It is not in SMEs’ interests to wait until there is a pressing need for finance before deciding to track it down, yet that is often what they do, writes the NACFB’s Rob Lankey. Brokers are often approached by firms that cannot meet orders or demands because there is no redundancy or contingency planning

When a business owner meets a broker, the best opportunity to arrange an ideal financing option may have already passed, and this especially applies in the leasing sector.

Sometimes it is up to the broker to tell the borrower how much they are looking for, rather than the other way around. “What are your current needs?” is at least a straightforward question; “Where would you like to be in the future?” is more open-ended, more of a philosophical enquiry, and the sky is the limit.

We recently asked our members to comment on a new lender to the market, one that was looking to invest in businesses with minimum earnings before interest, taxes, depreciation and amortisation of £5m. Some members wondered aloud whether you could truly fit such businesses into the SME category – a question that sent us back to basics: What does a UK SME in 2017 actually look like?

If we go back to sections 382 and 465 of the Companies Act 2006, we read that a medium-sized company has a turnover of not more than £25.9m, a balance sheet total of not more than £12.9m, and no more than 250 employees. These are bigger figures than you might expect from the word ‘medium’.

Looking at values for a sample of the most recent 2,000 loan requests, the mean average value came to £88,220. Of these, 28 were for £1m or more, while 166 were for less than £5,000. Around a quarter of all SMEs which contacted us wanted to borrow less than £10,000; nearly half of all the leads were valued at £20,000 or below.

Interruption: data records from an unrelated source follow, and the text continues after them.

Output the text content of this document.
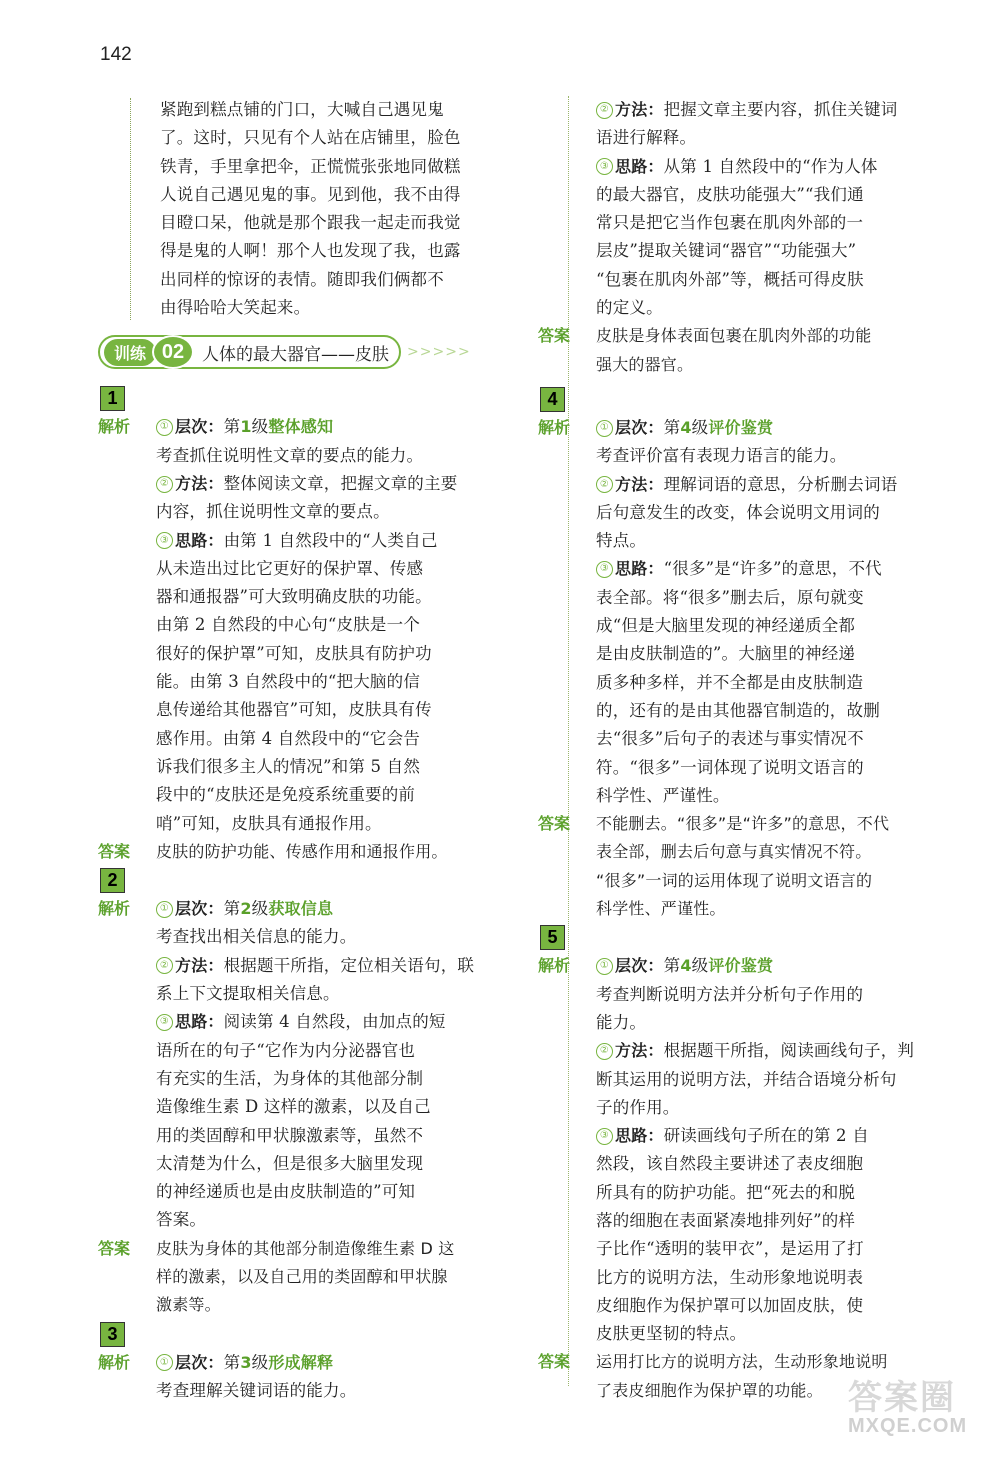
142
紧跑到糕点铺的门口，大喊自己遇见鬼
了。这时，只见有个人站在店铺里，脸色
铁青，手里拿把伞，正慌慌张张地同做糕
人说自己遇见鬼的事。见到他，我不由得
目瞪口呆，他就是那个跟我一起走而我觉
得是鬼的人啊！那个人也发现了我，也露
出同样的惊讶的表情。随即我们俩都不
由得哈哈大笑起来。
训练 02	人体的最大器官——皮肤 >>>>>
1
解析	① 层次： 第 1 级 整体感知
考查抓住说明性文章的要点的能力。
② 方法： 整体阅读文章，把握文章的主要
内容，抓住说明性文章的要点。
③ 思路： 由第 1 自然段中的“人类自己
从未造出过比它更好的保护罩、传感
器和通报器”可大致明确皮肤的功能。
由第 2 自然段的中心句“皮肤是一个
很好的保护罩”可知，皮肤具有防护功
能。由第 3 自然段中的“把大脑的信
息传递给其他器官”可知，皮肤具有传
感作用。由第 4 自然段中的“它会告
诉我们很多主人的情况”和第 5 自然
段中的“皮肤还是免疫系统重要的前
哨”可知，皮肤具有通报作用。
答案	皮肤的防护功能、传感作用和通报作用。
2
解析	① 层次： 第 2 级 获取信息
考查找出相关信息的能力。
② 方法： 根据题干所指，定位相关语句，联
系上下文提取相关信息。
③ 思路： 阅读第 4 自然段，由加点的短
语所在的句子“它作为内分泌器官也
有充实的生活，为身体的其他部分制
造像维生素 D 这样的激素，以及自己
用的类固醇和甲状腺激素等，虽然不
太清楚为什么，但是很多大脑里发现
的神经递质也是由皮肤制造的”可知
答案。
答案	皮肤为身体的其他部分制造像维生素 D 这
样的激素，以及自己用的类固醇和甲状腺
激素等。
3
解析	① 层次： 第 3 级 形成解释
考查理解关键词语的能力。
② 方法： 把握文章主要内容，抓住关键词
语进行解释。
③ 思路： 从第 1 自然段中的“作为人体
的最大器官，皮肤功能强大”“我们通
常只是把它当作包裹在肌肉外部的一
层皮”提取关键词“器官”“功能强大”
“包裹在肌肉外部”等，概括可得皮肤
的定义。
答案	皮肤是身体表面包裹在肌肉外部的功能
强大的器官。
4
解析	① 层次： 第 4 级 评价鉴赏
考查评价富有表现力语言的能力。
② 方法： 理解词语的意思，分析删去词语
后句意发生的改变，体会说明文用词的
特点。
③ 思路： “很多”是“许多”的意思，不代
表全部。将“很多”删去后，原句就变
成“但是大脑里发现的神经递质全都
是由皮肤制造的”。大脑里的神经递
质多种多样，并不全都是由皮肤制造
的，还有的是由其他器官制造的，故删
去“很多”后句子的表述与事实情况不
符。“很多”一词体现了说明文语言的
科学性、严谨性。
答案	不能删去。“很多”是“许多”的意思，不代
表全部，删去后句意与真实情况不符。
“很多”一词的运用体现了说明文语言的
科学性、严谨性。
5
解析	① 层次： 第 4 级 评价鉴赏
考查判断说明方法并分析句子作用的
能力。
② 方法： 根据题干所指，阅读画线句子，判
断其运用的说明方法，并结合语境分析句
子的作用。
③ 思路： 研读画线句子所在的第 2 自
然段，该自然段主要讲述了表皮细胞
所具有的防护功能。把“死去的和脱
落的细胞在表面紧凑地排列好”的样
子比作“透明的装甲衣”，是运用了打
比方的说明方法，生动形象地说明表
皮细胞作为保护罩可以加固皮肤，使
皮肤更坚韧的特点。
答案	运用打比方的说明方法，生动形象地说明
了表皮细胞作为保护罩的功能。 答案圈
MXQE.COM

Of course the ideal loan size depends on the status of the borrower as much as anything, but there is a broad principle: If the loan is too small, then a broker will not want to get involved – look, for example, at the 134 small businesses who came to our members looking for loans of £3,000 or less. Of the 2,000 leads in our own sample, the mean average value of loans that we were able to see through to completion was just under £110,000.

That is larger than the mean value of the total of the enquiries, which tells us two things: Firstly, the larger the business loan required, the more vital the broker’s services. Secondly, borrowers who minimize the size of the loan – believing that large requests are more likely to be refused by the lender – may be heading in the wrong direction.

In fact, some loan requests that end up in the leasing and asset finance category are as much requests for advice as for money – small business owners wanting someone else to look around and spot what the next step should be.

Often they will not even be considering leasing an asset that they need, or in which they have already invested. So the broker’s role is regularly one of teacher as well as broker.